Media.net
- Founded: 2010
- Founder: Divyank Turakhia

= Media.net =

Contextual advertising network

Media.net is a contextual advertising network. On August 21, 2016, Miteno Communication Technology (also known as Shuzhi.AI), a Chinese consortium, acquired Media.net for US$900 million.

The company has over 800 employees across North America, Asia, and Europe. It has its headquarters in New York and its global headquarters in Dubai.

== History ==
Media.net was founded in 2010 by Indian entrepreneur Divyank Turakhia. In its early years, the company partnered with Yahoo! and the Bing search network to provide contextual advertising services for web publishers. By the mid-2010s, Media.net had grown into a major player in the contextual advertising space, with offices and staff across North America, Asia, and the Middle East.

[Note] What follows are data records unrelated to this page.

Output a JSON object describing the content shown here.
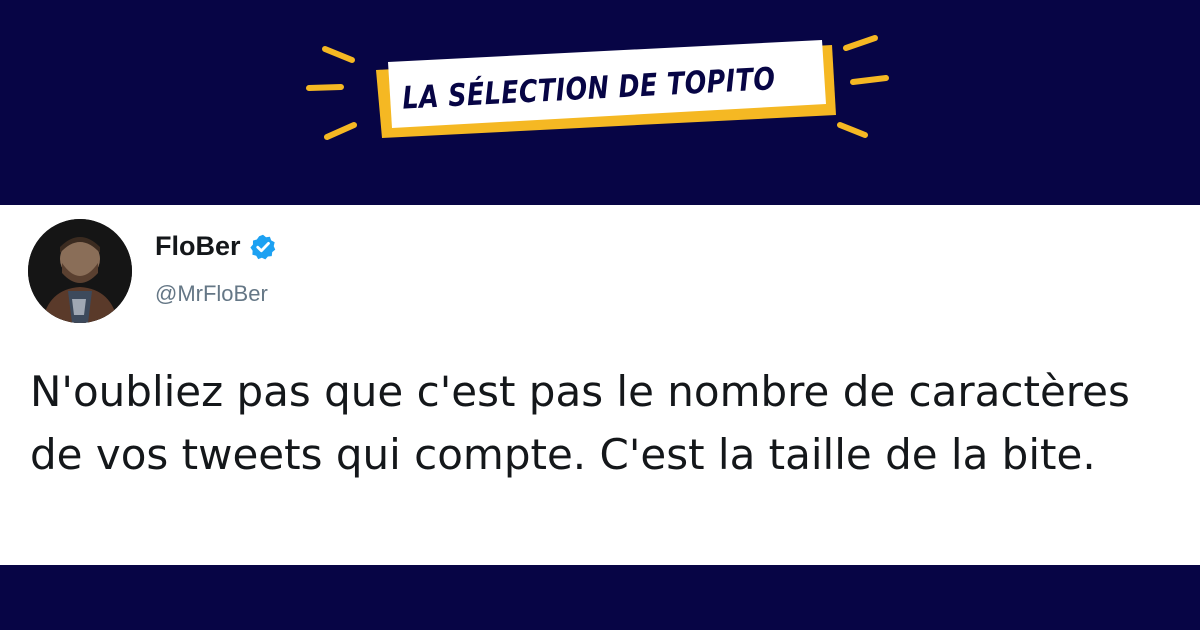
{
  "banner": {
    "title": "LA SÉLECTION DE TOPITO",
    "colors": {
      "background": "#070545",
      "accent": "#f5b823",
      "label_bg": "#ffffff"
    }
  },
  "tweet": {
    "author_name": "FloBer",
    "handle": "@MrFloBer",
    "verified": true,
    "text": "N'oubliez pas que c'est pas le nombre de caractères de vos tweets qui compte. C'est la taille de la bite.",
    "colors": {
      "text": "#14171a",
      "handle": "#657786",
      "verified": "#1da1f2"
    }
  }
}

In 15 October 2018, Divyank Turakhia moved into an advisory role, and Vaibhav Arya became the CEO of Media.net. Furthermore, in June 2020, Media.net became a member of the IAB Tech Lab Board of Directors, and its Senior Vice President of Business Operations, Karan Dalal, joined the board. This reflects the company’s role in industry standardizaion and global advertising technology. By 2016, Media.net managed about US$450 million in annual advertising revenue, with around 90% of that coming from the U.S. market. In 2015, Media.net reported revenues of about US$232 million, more than half of which came from mobile advertising. Also, In April 2022, Media.net partnered with NewsGuard to help brands advertise responsibly on news websites, supporting efforts in brand safety and contextual advertising.